Synthesis, redox, and magnetic properties of a neutral, mixed-valent heptanuclear manganese wheel with S = 27/2 high-spin ground state.

Reaction of lithium tetrachloromanganate(II) with N-n-butyldiethanolamine H2L3 (3) in the presence of LiH leads to the formation of wheel-shaped, mixed-valent heptanuclear, neutral complex {MnII subset[MnII2MnIII4Cl6(L3)6]} (4). The manganese wheel crystallizes in the triclinic space group P as 4.2CHCl3 or 4.3THF when either diethyl ether or n-pentane was allowed to diffuse into solutions of 4 in chloroform or tetrahydrofuran. The oxidation states of each manganese ion in 4.2CHCl3 or 4.3THF were assigned on the basis of detailed symmetry, bond length, and charge considerations, as well as by the Jahn-Teller axial elongation observed for the manganese(III) ions, and were further supported by cyclic voltammetry. The analysis of the SQUID magnetic susceptibility data for complex 4.2CHCl3 showed that the intramolecular magnetic coupling of the manganese(II,III) ions is dominated by ferromagnetic exchange interactions. This results in an S = 27/2 ground-state multiplet at low magnetic field. At fields higher than 0.68 T, the energetically lowest state is given by the mS = 31/2 component of the S = 31/2 multiplet due to the Zeeman effect. The ligand-field-splitting parameters were determined by anisotropy SQUID measurements on single crystalline samples along the crystallographic x, y, and z axes (D = -0.055 K, E = 6.6 mK) and by high-frequency electron spin resonance measurements on a polycrystalline powder of 4.2CHCl3 (D = -0.068 K, E = 9.7 mK).

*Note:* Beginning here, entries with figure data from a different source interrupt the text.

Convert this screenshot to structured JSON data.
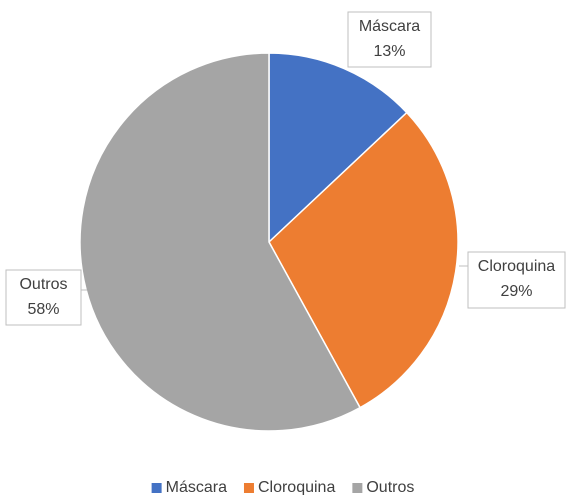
{
  "chart_data": {
    "type": "pie",
    "categories": [
      "Máscara",
      "Cloroquina",
      "Outros"
    ],
    "values": [
      13,
      29,
      58
    ],
    "value_labels": [
      "13%",
      "29%",
      "58%"
    ],
    "colors": [
      "#4472c4",
      "#ed7d31",
      "#a5a5a5"
    ],
    "legend": "bottom"
  }
}
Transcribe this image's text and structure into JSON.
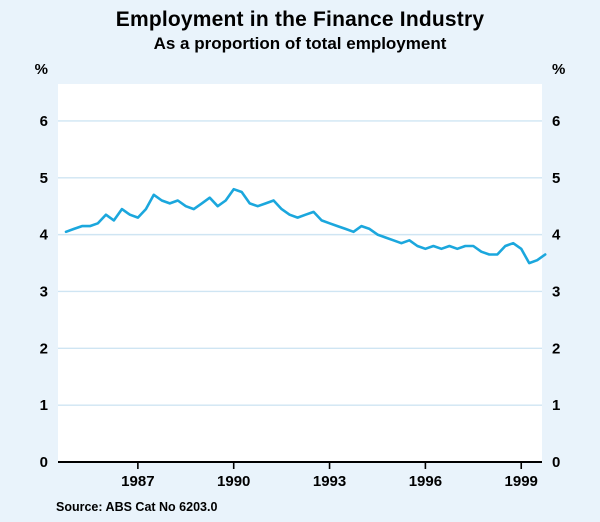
{
  "chart_data": {
    "type": "line",
    "title": "Employment in the Finance Industry",
    "subtitle": "As a proportion of total employment",
    "left_unit_label": "%",
    "right_unit_label": "%",
    "source": "Source: ABS Cat No 6203.0",
    "x_start": 1984.75,
    "x_step": 0.25,
    "values": [
      4.05,
      4.1,
      4.15,
      4.15,
      4.2,
      4.35,
      4.25,
      4.45,
      4.35,
      4.3,
      4.45,
      4.7,
      4.6,
      4.55,
      4.6,
      4.5,
      4.45,
      4.55,
      4.65,
      4.5,
      4.6,
      4.8,
      4.75,
      4.55,
      4.5,
      4.55,
      4.6,
      4.45,
      4.35,
      4.3,
      4.35,
      4.4,
      4.25,
      4.2,
      4.15,
      4.1,
      4.05,
      4.15,
      4.1,
      4.0,
      3.95,
      3.9,
      3.85,
      3.9,
      3.8,
      3.75,
      3.8,
      3.75,
      3.8,
      3.75,
      3.8,
      3.8,
      3.7,
      3.65,
      3.65,
      3.8,
      3.85,
      3.75,
      3.5,
      3.55,
      3.65
    ],
    "xlim": [
      1984.5,
      1999.65
    ],
    "ylim": [
      0,
      6.65
    ],
    "y_ticks": [
      0,
      1,
      2,
      3,
      4,
      5,
      6
    ],
    "x_ticks": [
      1987,
      1990,
      1993,
      1996,
      1999
    ],
    "legend": "none",
    "grid": "horizontal",
    "line_color": "#1ba7dd",
    "background_color": "#e9f3fb",
    "plot_background_color": "#ffffff",
    "grid_color": "#cfe5f3",
    "axis_color": "#000000"
  }
}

The resulting barrier height for magnetization reversal amounts to U approximately 10 K. Finally, 2DEG Hall magnetization measurements revealed that 4.2CHCl3 shows single-molecule magnet behavior up to the blocking temperature of about 0.6 K with closely spaced steps in the hysteresis because of the quantum tunneling of the magnetization.